Coronado, FRANCISCO VASQUEZ DE, explorer, b. at Salamanca, Spain, 1500; d. in Mexico, 1553. He went to Mexico before 1538, and is said to have been a favorite of the viceroy Don Antonio de Mendoza, who appointed him Governor of New Galicia in 1538. In the year following, on the strength of The statements of Cabeza de Vaca and other vague reports, the viceroy sent Father Marcos of Nizza with the negro or Moor Estevanico to reconnoitre towards the north. The friar coming back with the news that sedentary Indians had been met beyond what are now the limits of Mexico, an expedition was determined upon and Coronado was made commander.

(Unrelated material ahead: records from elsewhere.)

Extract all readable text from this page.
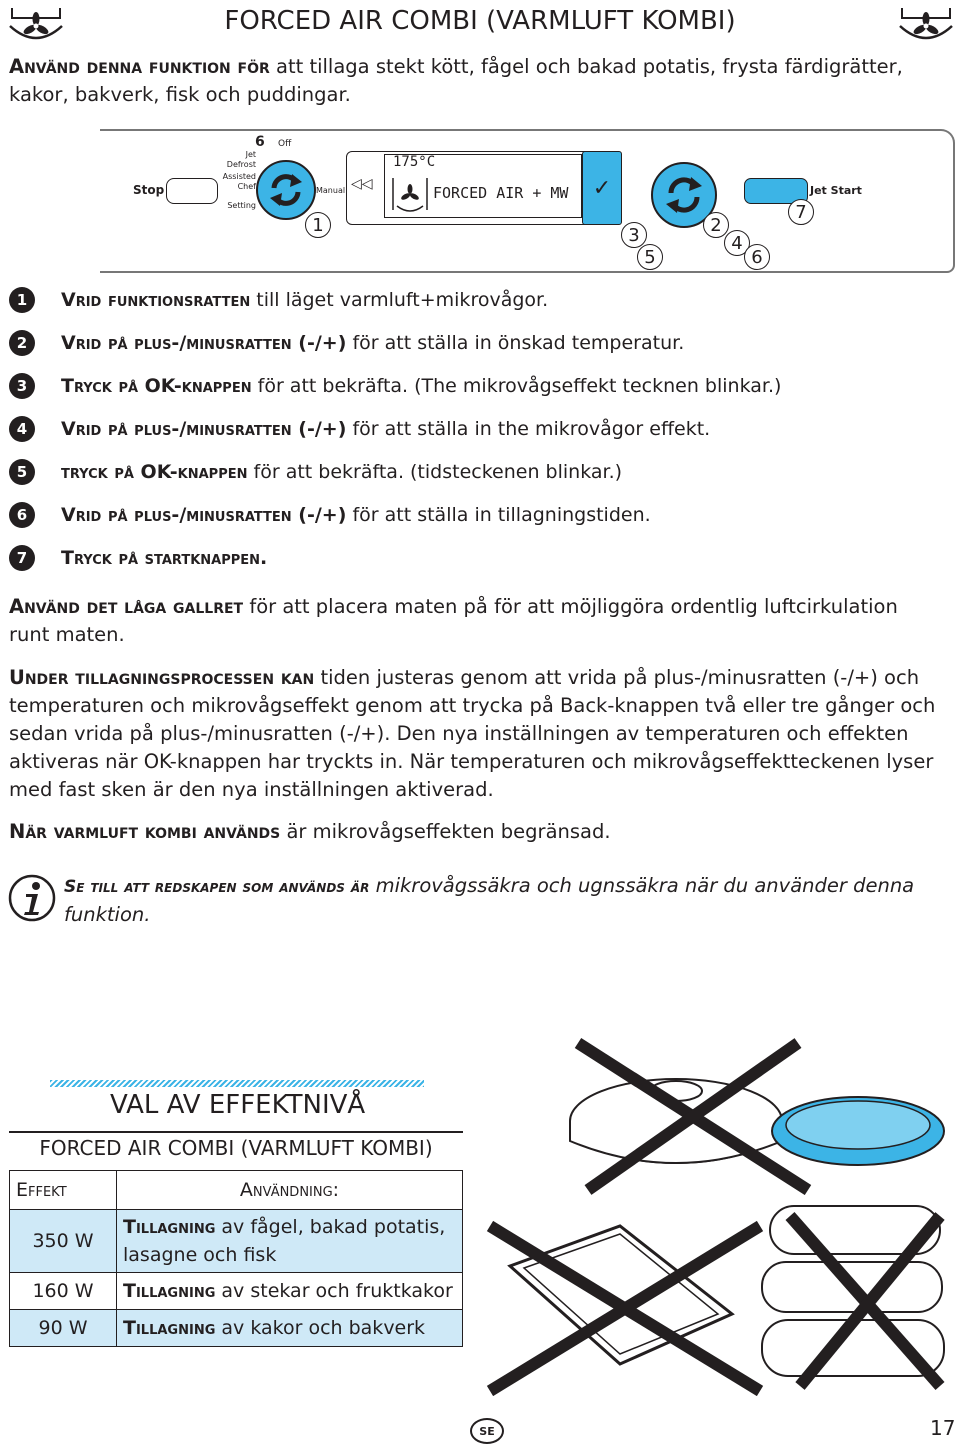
FORCED AIR COMBI (VARMLUFT KOMBI)
Använd denna funktion för att tillaga stekt kött, fågel och bakad potatis, frysta färdigrätter, kakor, bakverk, fisk och puddingar.
Stop
Jet
Defrost
Assisted
Chef
Setting
6 Off
Manual ◁◁
175°C
FORCED AIR + MW ✓	Jet Start
1	2
3	4
5	6
7
1	Vrid funktionsratten till läget varmluft+mikrovågor.
2	Vrid på plus-/minusratten (-/+) för att ställa in önskad temperatur.
3	Tryck på OK-knappen för att bekräfta. (The mikrovågseffekt tecknen blinkar.)
4	Vrid på plus-/minusratten (-/+) för att ställa in the mikrovågor effekt.
5	tryck på OK-knappen för att bekräfta. (tidsteckenen blinkar.)
6	Vrid på plus-/minusratten (-/+) för att ställa in tillagningstiden.
7	Tryck på startknappen.
Använd det låga gallret för att placera maten på för att möjliggöra ordentlig luftcirkulation runt maten.
Under tillagningsprocessen kan tiden justeras genom att vrida på plus-/minusratten (-/+) och temperaturen och mikrovågseffekt genom att trycka på Back-knappen två eller tre gånger och sedan vrida på plus-/minusratten (-/+). Den nya inställningen av temperaturen och effekten aktiveras när OK-knappen har tryckts in. När temperaturen och mikrovågseffektteckenen lyser med fast sken är den nya inställningen aktiverad.
När varmluft kombi används är mikrovågseffekten begränsad.
Se till att redskapen som används är mikrovågssäkra och ugnssäkra när du använder denna funktion.
VAL AV EFFEKTNIVÅ
FORCED AIR COMBI (VARMLUFT KOMBI)
Effekt	Användning:
350 W	Tillagning av fågel, bakad potatis, lasagne och fisk
160 W	Tillagning av stekar och fruktkakor
90 W	Tillagning av kakor och bakverk
SE	17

One of the chief objects of this expedition seems to have been to free Mexico from an idle and unruly element. Hence exaggerated accounts of the northern regions, of the culture of their inhabitants, and of their mineral resources, were purposely spread abroad. Whether or not Coronado knew of this object is not stated. The expedition collected at Compostella on the Pacific coast, and consisted of about 300 Spaniards and 1000 Indians, with 1000 horses and six swivel guns (pedereros). There were also a number of sheep and some cattle, and everything indicated that the intention was not only to explore but to colonize. In the course of two years Coronado visited almost every New Mexican pueblo then inhabited. The first of the pueblo groups touched was what is now called Zuni, which had become known to the Spaniards through Father Marcos of Nizza the year previous under the name of “Cibola”. The first engagement took place about July 7, at the village of Hauicu of the Zuni group. Coronado was wounded, but the pueblo taken. After that, only one other conflict with Pueblo Indians occurred, viz., near Bernalillo, in New Mexico, on the Rio Grande, in March, 1541. The conduct of Coronado towards the Indians during the whole campaign was humane and he secured their respect and sympathy. New Mexico and Arizona (which he explored as far as the Colorado River) disappointed the expectations of the Spaniards. The wealth in metals supposed to exist there was not found, the inhabited regions were partly barren, and the population less numerous than it had been represented. While Coronado was establishing himself at Zuni, another expedition, by sea, under the command of Hernando de Alarcon, reached the mouth of the Colorado and explored the course of the river for about two hundred miles inland, but found it impossible to communicate with Coronado, and returned to the Mexican coast.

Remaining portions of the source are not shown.